GIPS is PE-Friendly with Limited Partners being top of mind

Without  going into great detail (the guidelines and its attendant FAQs, interpretative guidance and related materials run into hundreds of pages compared with the 1993 edition which consisted of only 73 pages) – the highlights of the private equity related guidelines stipulate either by requirement or recommendation:

  • Returns be calculated on a net-to-investor basis
  • Returns are not presented just for investment vehicles but presented firm-wide
  • That relevant fees/expenses be deducted in calculating and presenting returns and performance
  • Returns be calculated on a internal rate of return basis as well as calculating the normative DPI, RVPI, TVPI multiples
  • Returns can be compared to public markets using any of the available public market equivalent methodologies (PME) with requirements to disclose which method and public market indexes were used.
  • Prohibits an investment firm from cherry picking which funds to disclose to prospective investors.
  • All vehicles must be in a “composite”
  • Valuations must be presented on a fair value basis.
  • Basic “composite” is the “vintage year”
  • Cashflows must be calculated on a daily basis.
  • There are a series of required and recommended disclosures which provide much-needed transparency.

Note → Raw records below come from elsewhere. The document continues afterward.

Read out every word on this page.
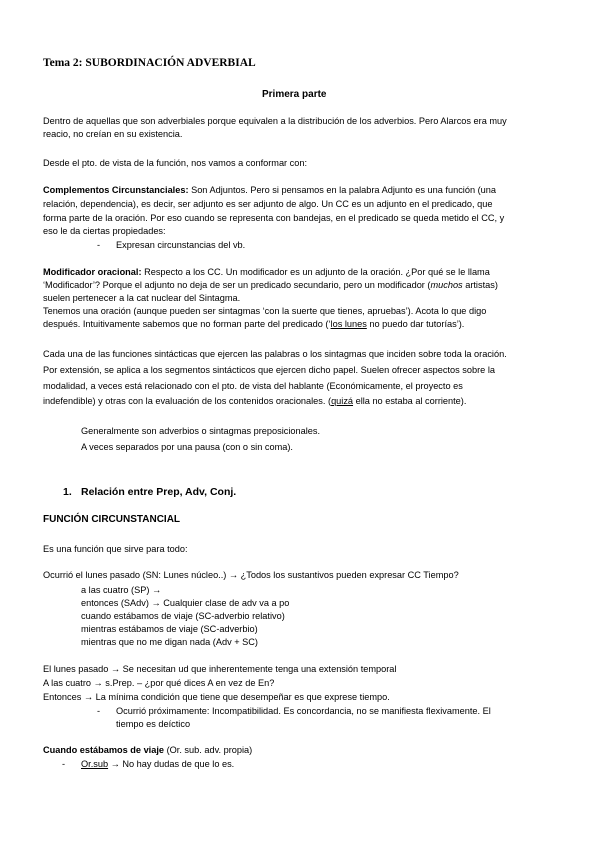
Tema 2: SUBORDINACIÓN ADVERBIAL
Primera parte
Dentro de aquellas que son adverbiales porque equivalen a la distribución de los adverbios. Pero Alarcos era muy
reacio, no creían en su existencia.
Desde el pto. de vista de la función, nos vamos a conformar con:
Complementos Circunstanciales: Son Adjuntos. Pero si pensamos en la palabra Adjunto es una función (una
relación, dependencia), es decir, ser adjunto es ser adjunto de algo. Un CC es un adjunto en el predicado, que
forma parte de la oración. Por eso cuando se representa con bandejas, en el predicado se queda metido el CC, y
eso le da ciertas propiedades:
- Expresan circunstancias del vb.
Modificador oracional: Respecto a los CC. Un modificador es un adjunto de la oración. ¿Por qué se le llama
‘Modificador’? Porque el adjunto no deja de ser un predicado secundario, pero un modificador (muchos artistas)
suelen pertenecer a la cat nuclear del Sintagma.
Tenemos una oración (aunque pueden ser sintagmas ‘con la suerte que tienes, apruebas’). Acota lo que digo
después. Intuitivamente sabemos que no forman parte del predicado (‘los lunes no puedo dar tutorías’).
Cada una de las funciones sintácticas que ejercen las palabras o los sintagmas que inciden sobre toda la oración.
Por extensión, se aplica a los segmentos sintácticos que ejercen dicho papel. Suelen ofrecer aspectos sobre la
modalidad, a veces está relacionado con el pto. de vista del hablante (Económicamente, el proyecto es
indefendible) y otras con la evaluación de los contenidos oracionales. (quizá ella no estaba al corriente).
Generalmente son adverbios o sintagmas preposicionales.
A veces separados por una pausa (con o sin coma).
1. Relación entre Prep, Adv, Conj.
FUNCIÓN CIRCUNSTANCIAL
Es una función que sirve para todo:
Ocurrió el lunes pasado (SN: Lunes núcleo..) → ¿Todos los sustantivos pueden expresar CC Tiempo?
a las cuatro (SP) →
entonces (SAdv) → Cualquier clase de adv va a po
cuando estábamos de viaje (SC-adverbio relativo)
mientras estábamos de viaje (SC-adverbio)
mientras que no me digan nada (Adv + SC)
El lunes pasado → Se necesitan ud que inherentemente tenga una extensión temporal
A las cuatro → s.Prep. – ¿por qué dices A en vez de En?
Entonces → La mínima condición que tiene que desempeñar es que exprese tiempo.
- Ocurrió próximamente: Incompatibilidad. Es concordancia, no se manifiesta flexivamente. El
tiempo es deíctico
Cuando estábamos de viaje (Or. sub. adv. propia)
- Or.sub → No hay dudas de que lo es.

In the 2010 edition, there are specific guidelines for fund of fund managers and semi-captive groups that were not addressed in the 2005 or previous editions.

These are fairly standard industry practices so there aren’t many surprises here, but it does codify in rigorous detail how returns and performance should be reported and presented to prospective investors.

As a result this is probably the most comprehensive set of industry performance reporting standards in existence and as they were created by industry practitioners themselves using the most commonly accepted industry methods for performance calculation, reporting and disclosure, they should provide more than adequate disclosure necessary to fully inform investors.

Are there any caveats?

Like any body of knowledge, there is always a need for improvement. Otherwise there would be no reason for a 1993 edition, 1995 edition … 2005 edition, 2010 edition etc.

From my perspective, users of the GIPS guidelines should note the following caveats among others:

  • It is meant to apply only to investment managers reporting returns and performance to prospective investors, not to current investors.
  • It is not meant to apply to limited partners reporting their performance. – we’ll cover that in an entire different series of future articles.
  • As well known as the CFA institute is, and as well-promulgated GIPS has been, there is still not a ubiquitous adoption by name in the private equity industry, although many GPs follow the spirit or intent or even the letter of the guidelines without knowing it.

We hope to continue to improve the guidelines and improve adoption, but first, practitioners need to be aware of the guidelines and know that they follow accepted practices.

I would propose that we don’t need more standards – simply apply or improve the standards that exist. GIPS goes a long way towards fulfilling the needs of investors with transparent and rigorous track record reporting.

 

Thoughts? – leave a comment

 

 

 

 


2 thoughts on “Standards–Back to the future

  1. Jesse Reyes Post author

    Look for for a whole series of upcoming content articles on private equity risk. There is a lot of academic and practitioner research on the topic but no one methodology has emerged as mainstream.

    VAR is not really a good measure as VAR depends so much on “marked to market” valuations. In many markets that depend on the public markets, market prices provides a contemporaneous valuation thus you can create a probability distribution on loss based on the market price at any point in time.

    “Pricing”/valuation of private equity funds is not contemporaneous and its volatility is typically attenuated because the valuations tend to be appraisal valuations rather than market based valuations thus there isn’t a direct analog to VAR that would be commensurable.

    There are other measures that have been researched that work a bit like VAR but the only comparison you could make would be against other private equity funds. You couldn’t use them to compare private equity risk to a public equity asset manager.